AppCenter is its take on Microsoft Store, providing you a single application for searching, installing, and removing apps in elementary OS. Do Not Disturb helps avoid annoying notifications to stay focused like a monk. Surprisingly, it also supports picture-in-picture, letting you watch a video side-by-side.

  • Look and feel is similar to macOS, making it easier for you to switch.
  • Parental Control helps set per-user time limits and manage websites.
  • Powerful yet fully customizable keyboard shortcuts, similar to Pop!_OS.
  • Privacy controls let you supervise access to the location or microphone.
  • elementary OS may seem minimal for power users — especially to devs.
  • AppCenter has very limited apps; will get better with elementary OS 6.
Quick links

Zorin OS

Zorin OS Desktop

Zorin OS is another superb Linux distribution based on Ubuntu. Its unique selling point is that it supports the look and feel of both Windows and macOS, unlike many other distributions that provides a user experience of either Windows or macOS, making it perfect for companies, schools, and organizations.

Another unique feature of Zorin OS is that it offers multiple editions — Ultimate, Core, Lite, and Education. Ultimate edition packs in premium layouts and extra apps and games while Core is targeted towards everyday users. Lite edition is built for old computers while Education packs in educational apps and games.

  • Windows 10’s Start menu-like app menu, making it easy for you to switch.
  • Zorin look changer avails customization options to change look and feel.
  • Software store has many apps like Linux Mint (unlike elementary OS).
  • Avails Wine out of the box, letting you to run Windows apps inside Linux.
  • Ultimate edition requires $39 to offer the macOS-like desktop style.
Quick links


Fedora Workstation with GNOME3

Fedora is yet another popular Linux distribution, and it is the only distribution on this list that is not based on Ubuntu. It is also easy to get started with Fedora like Linux Mint or elementary OS, however you may miss the look and feel of your previous OS until you try one of the Fedora Spins (say, Cinnamon).
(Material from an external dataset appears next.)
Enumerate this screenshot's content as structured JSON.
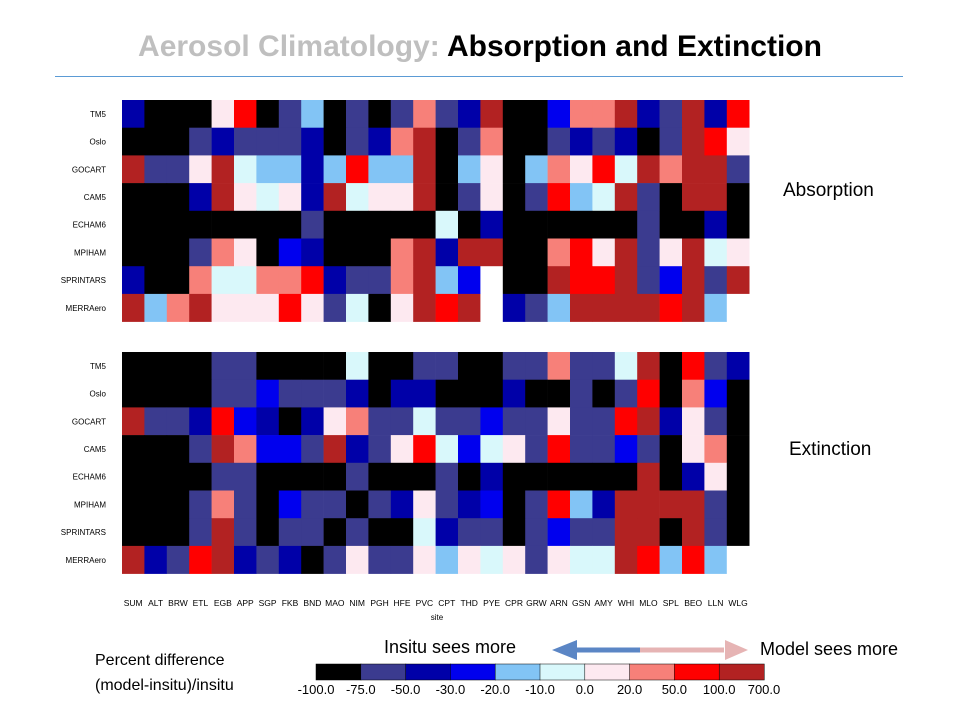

As we are discussing desktop distributions, I will focus on Fedora Workstation. Using the GNOME3 desktop environment, it is a user-friendly yet powerful operating system.

Fedora is based on Red Hat, and it is mostly used for development and learning purposes, making it ideal for developers and students alike. And it supports RPM software packages, unlike above distributions that support DEB.

  • Avails the bleeding-edge technology from the Linux/UNIX world.
  • Supports multiple desktop environments as part of Fedora Spins.
  • Supports KDE Plasma, Cinnamon, MATE, and more environments.
  • Less beginner-friendly than the other Linux distributions on this list.
  • Poorer support for proprietary drivers than other distributions here.
  • Poorer stability than other distributions mostly due to new technology.